Both Niue Blue and Explore Niue offer snorkelling tours to the outside reef, so if scrambling over rocky coral ledges doesn't appeal, there are easier ways to access the outside of the reef.

We did one organised land tour, with Ebony Rainforest Tours – a walking tour into the heart of the Havalu Conservation Rainforest area, with Jack Feleti. Jack is also an expert ebony wood carver and I’m proud to now be the owner of a beautiful piece. There is a good selection of tours to choose from and–if you’ve only gone for the week, it’s very easy to run out of time to do everything.

We found Niue to be generally clean and tidy and the Niuean’s friendly, but if there is to be an ongoing ‘overseas aid competition’ then some money could go into metal recycling to remove all the abandoned machinery, cars, trucks, shipping containers etc that are left to decay once no longer needed.

A word about accommodation. There is one 3–4-star hotel – the Scenic Matavai. Otherwise, excellent self-catering options abound . We stayed at 'Aleki's' located at Avatele, approximately 12 minutes’ drive south of Alofi. Our rate included a rental car which was great value. But no matter where you stay, even if it’s in the heart of Alofi, a hire car is needed to get around as there is no public transport or taxis.

Food-wise, it’s possible to take pretty much anything into Niue from NZ . We took heaps of snacks, breakfast stuff, lunch stuff and our own tonic for the gin! We purchased an ‘Extra Bag’ to take it all up there, so it probably cost us more to do that than buying things up there, BUT we had what we wanted and consider it money well spent. Supplies in the supermarket can be hit and miss and stocks easily run out before the next ship arrives from NZ, or Air NZ brings in supplies, so you never know what will be available, or at what cost. There were no eggs on the island for the first week, and all the tonic had gone from the shelves by the start of the second week.

There are plenty of restaurants, almost all with bars, mostly located in Alofi.
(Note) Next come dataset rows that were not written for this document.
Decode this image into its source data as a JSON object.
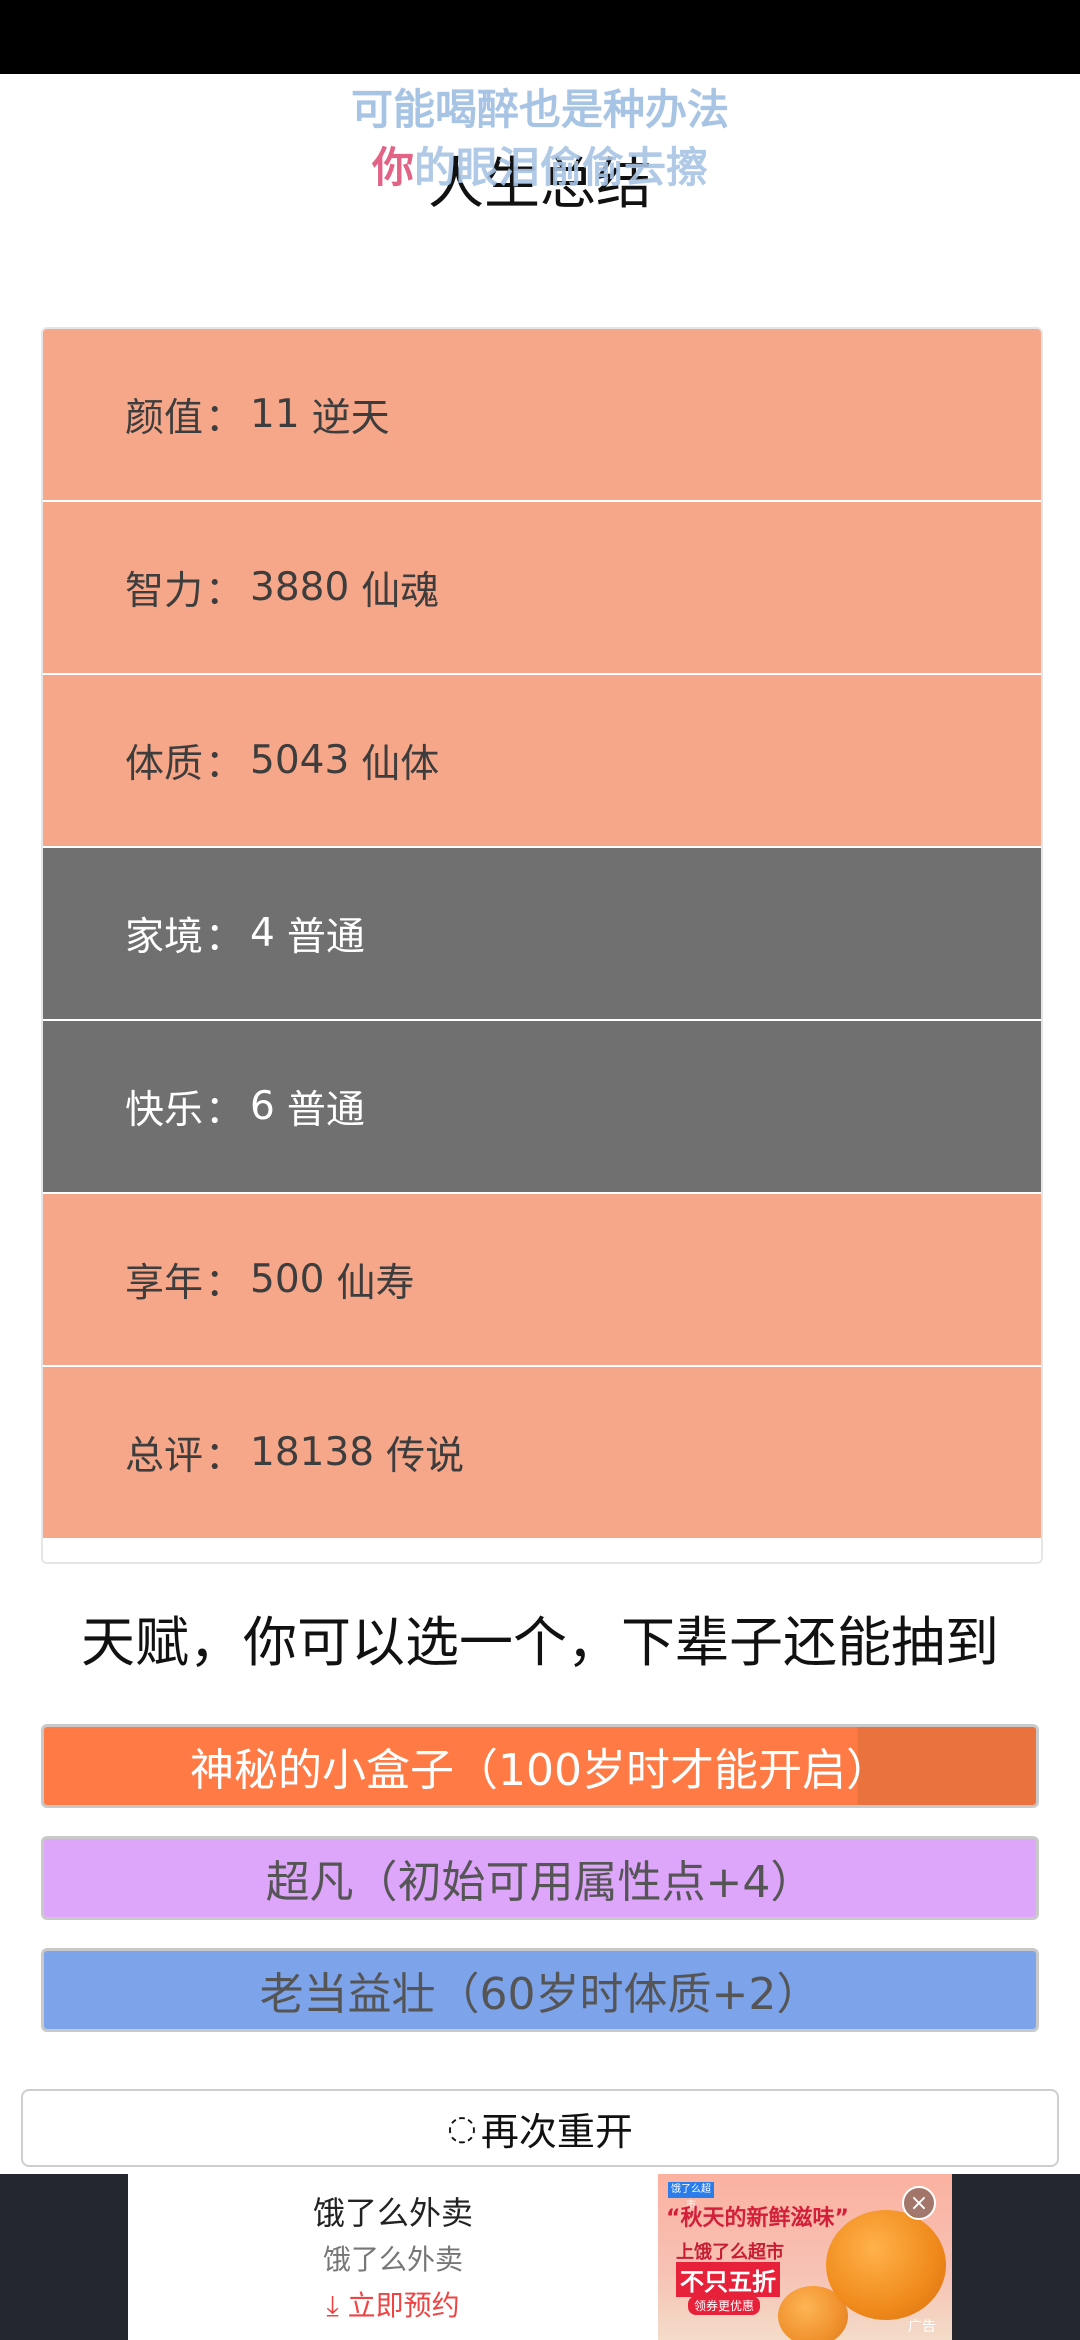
{
  "header": {
    "title": "人生总结",
    "lyrics": {
      "line1": "可能喝醉也是种办法",
      "line2_highlight": "你",
      "line2_rest": "的眼泪偷偷去擦"
    }
  },
  "stats": [
    {
      "name": "颜值",
      "value": "11",
      "level": "逆天",
      "tier": "good"
    },
    {
      "name": "智力",
      "value": "3880",
      "level": "仙魂",
      "tier": "good"
    },
    {
      "name": "体质",
      "value": "5043",
      "level": "仙体",
      "tier": "good"
    },
    {
      "name": "家境",
      "value": "4",
      "level": "普通",
      "tier": "normal"
    },
    {
      "name": "快乐",
      "value": "6",
      "level": "普通",
      "tier": "normal"
    },
    {
      "name": "享年",
      "value": "500",
      "level": "仙寿",
      "tier": "good"
    },
    {
      "name": "总评",
      "value": "18138",
      "level": "传说",
      "tier": "good"
    }
  ],
  "stat_separator": "：",
  "talents": {
    "heading": "天赋，你可以选一个，下辈子还能抽到",
    "options": [
      {
        "label": "神秘的小盒子（100岁时才能开启）",
        "color": "#ff7a45"
      },
      {
        "label": "超凡（初始可用属性点+4）",
        "color": "#dea6fb"
      },
      {
        "label": "老当益壮（60岁时体质+2）",
        "color": "#7da3ea"
      }
    ]
  },
  "restart": {
    "icon": "refresh-icon",
    "label": "再次重开"
  },
  "ad": {
    "title": "饿了么外卖",
    "subtitle": "饿了么外卖",
    "cta_icon": "download-arrow-icon",
    "cta": "立即预约",
    "image": {
      "badge": "饿了么超市",
      "headline": "“秋天的新鲜滋味”",
      "line1": "上饿了么超市",
      "line2": "不只五折",
      "line3": "领券更优惠"
    },
    "label": "广告"
  }
}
Washaway Cafe at Avatele (Sundays only), and Hio Cafe to the north of Alofi are the exceptions. We dined out on all but two nights and found the meals to be good and reasonably priced, considering that all the meat is brought in from NZ. Lots of lovely fresh fish of course—always dependent on what has been caught as there’s no commercial fishing. Lots of coconuts - there’s nothing like a cold coconut water drink – and we found it goes quite well with gin and tonic as well.
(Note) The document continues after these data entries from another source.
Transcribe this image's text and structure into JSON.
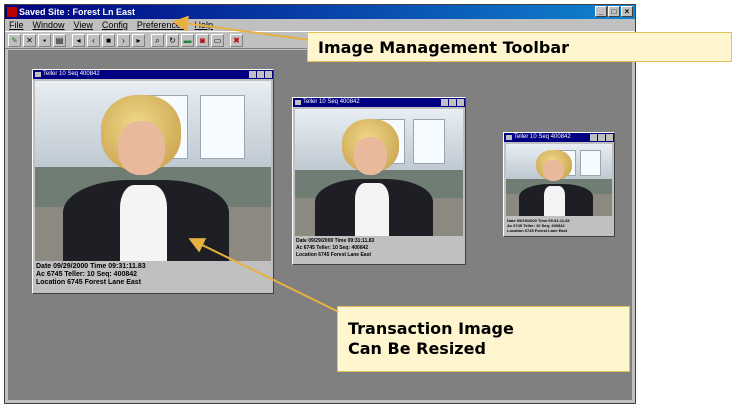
{
  "window": {
    "title": "Saved Site : Forest Ln East"
  },
  "menu": [
    "File",
    "Window",
    "View",
    "Config",
    "Preferences",
    "Help"
  ],
  "toolbar": {
    "buttons": [
      "edit-icon",
      "delete-icon",
      "save-icon",
      "print-icon",
      "first-icon",
      "prev-icon",
      "stop-icon",
      "next-icon",
      "last-icon",
      "zoom-icon",
      "refresh-icon",
      "record-icon",
      "camera-icon",
      "tile-icon",
      "close-red-icon"
    ]
  },
  "children": [
    {
      "title": "Teller 10 Seq 400842",
      "caption": [
        "Date 09/29/2000   Time  09:31:11.83",
        "Ac 6745  Teller: 10  Seq: 400842",
        "Location 6745 Forest Lane East"
      ]
    },
    {
      "title": "Teller 10 Seq 400842",
      "caption": [
        "Date 09/29/2000   Time  09:31:11.83",
        "Ac 6745  Teller: 10  Seq: 400842",
        "Location 6745 Forest Lane East"
      ]
    },
    {
      "title": "Teller 10 Seq 400842",
      "caption": [
        "Date 09/29/2000  Time 09:31:11.83",
        "Ac 6745  Teller: 10  Seq: 400842",
        "Location 6745 Forest Lane East"
      ]
    }
  ],
  "callouts": {
    "toolbar": "Image Management Toolbar",
    "resize_line1": "Transaction Image",
    "resize_line2": "Can Be Resized"
  },
  "colors": {
    "callout_fill": "#fff6cf",
    "arrow": "#e8b040",
    "workspace": "#808080",
    "titlebar": "#000080"
  }
}
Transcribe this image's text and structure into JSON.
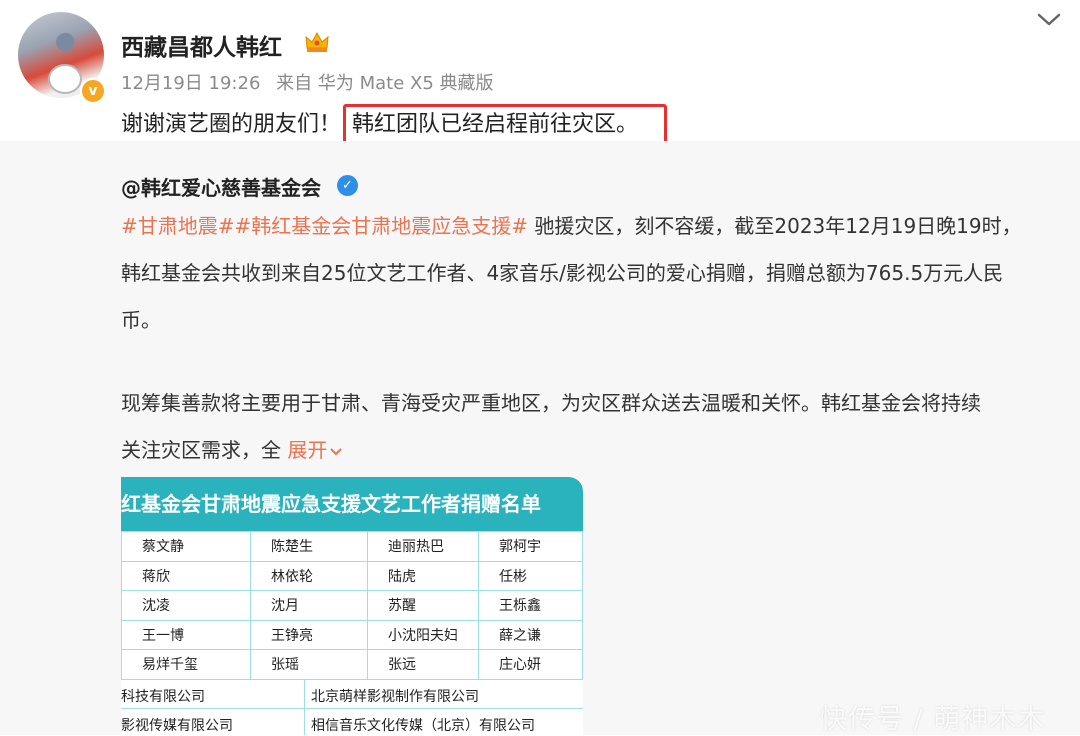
{
  "post": {
    "username": "西藏昌都人韩红",
    "time": "12月19日 19:26",
    "source": "来自 华为 Mate X5 典藏版",
    "text_plain": "谢谢演艺圈的朋友们！",
    "text_highlight": "韩红团队已经启程前往灾区。"
  },
  "repost": {
    "author": "@韩红爱心慈善基金会",
    "tags": "#甘肃地震##韩红基金会甘肃地震应急支援#",
    "para1_line1_rest": " 驰援灾区，刻不容缓，截至2023年12月19日晚19时，",
    "para1_line2": "韩红基金会共收到来自25位文艺工作者、4家音乐/影视公司的爱心捐赠，捐赠总额为765.5万元人民",
    "para1_line3": "币。",
    "para2_line1": "现筹集善款将主要用于甘肃、青海受灾严重地区，为灾区群众送去温暖和关怀。韩红基金会将持续",
    "para2_line2": "关注灾区需求，全",
    "expand_label": "展开"
  },
  "donor_table": {
    "title": "韩红基金会甘肃地震应急支援文艺工作者捐赠名单",
    "rows": [
      [
        "蔡文静",
        "陈楚生",
        "迪丽热巴",
        "郭柯宇"
      ],
      [
        "蒋欣",
        "林依轮",
        "陆虎",
        "任彬"
      ],
      [
        "沈凌",
        "沈月",
        "苏醒",
        "王栎鑫"
      ],
      [
        "王一博",
        "王铮亮",
        "小沈阳夫妇",
        "薛之谦"
      ],
      [
        "易烊千玺",
        "张瑶",
        "张远",
        "庄心妍"
      ]
    ],
    "companies": [
      [
        "科技有限公司",
        "北京萌样影视制作有限公司"
      ],
      [
        "影视传媒有限公司",
        "相信音乐文化传媒（北京）有限公司"
      ]
    ]
  },
  "watermark": "快传号 / 萌神木木",
  "colors": {
    "highlight_border": "#e8312f",
    "tag": "#eb7350",
    "table_header": "#2ab3bc",
    "verified": "#2e8ee8"
  }
}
New Zealanders can use their Eftpos cards as payment pretty well everywhere - very convenient.

Internet - accessed via purchasing a SIM card for your phone on arrival, and then adding a date package.

Church – Everything you may have read about the beautiful singing at Pacific Island church services applies to Niue as well. it’s worth checking out on Sundays if you love singing.
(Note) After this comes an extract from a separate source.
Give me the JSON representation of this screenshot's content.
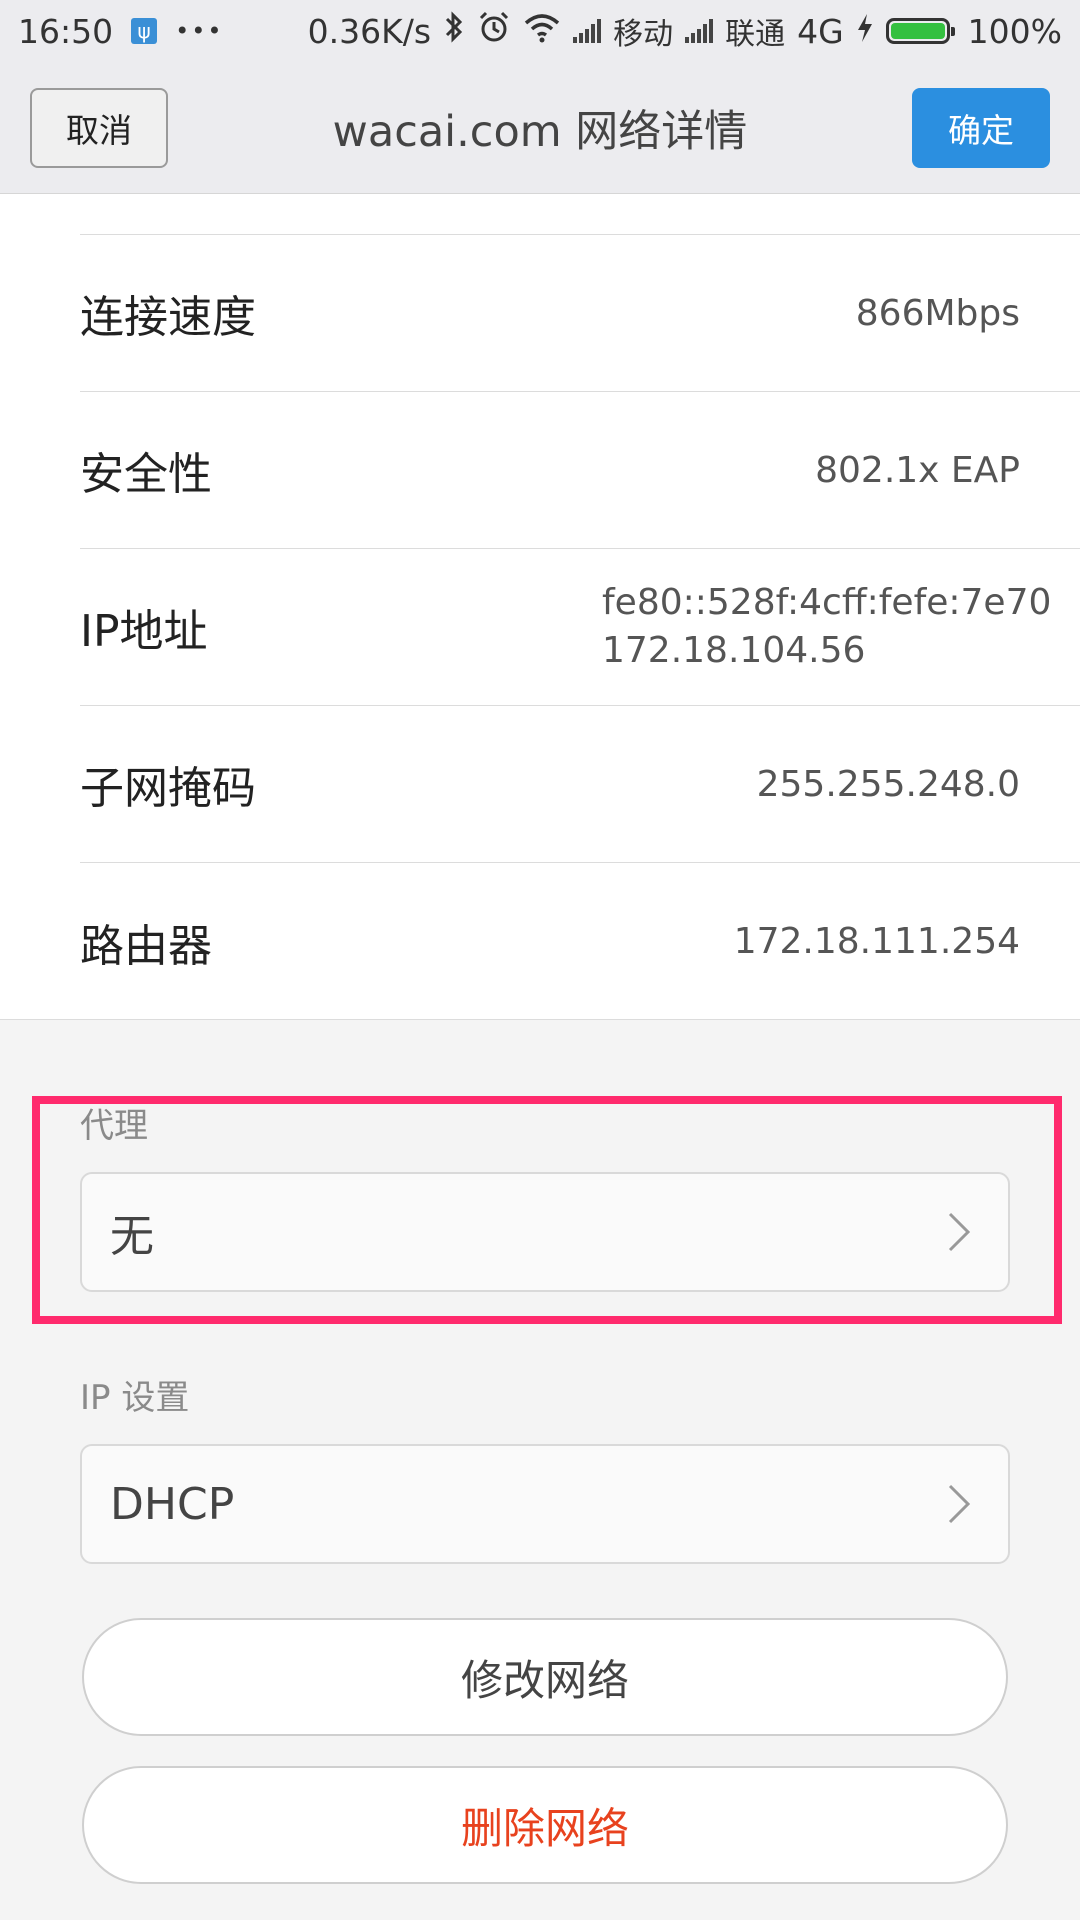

Drawbacks? I can only think of one thing …. those flaming roosters that start up in the middle of the night!! Light sleepers, take note and add earplugs to the packing list!

Is Niue for everyone? Maybe not if you want an island holiday with flashy accommodation, clubs and shopping malls, sandy beaches, bright coral gardens, scuba diving 3 times a day on brightly coloured walls with big fish.

But if a laid back, friendly island with the best whale swimming, stunning walks, sea caves, and snorkelling in crystal-clear tidal pools all to yourself sounds good to you, then we encourage you to check out Niue.

3 replies to this topic
Wheat Ridge...
Level Contributor
65 posts
24 reviews
6 helpful votes
1. Re: Niue Revisited - Trip Report

Wow, what an excellent review. Thank You!

Kelowna, Canada
Level Contributor
108 posts
78 reviews
171 helpful votes
2. Re: Niue Revisited - Trip Report

Very nice trip review! I’ll be returning to Niue (2nd visit) in January 2025…for a 3 month house sitting opportunity. I hope to explore much of the island! Cheers!

New Zealand
Destination Expert
for South Island, Nelson-Tasman Region, New Zealand, Tonga
Level Contributor
24,835 posts
750 reviews
511 helpful votes
3. Re: Niue Revisited - Trip Report

thanks for your review. we are heading back to niue for the fourth time - always love it and the friendly laid back area.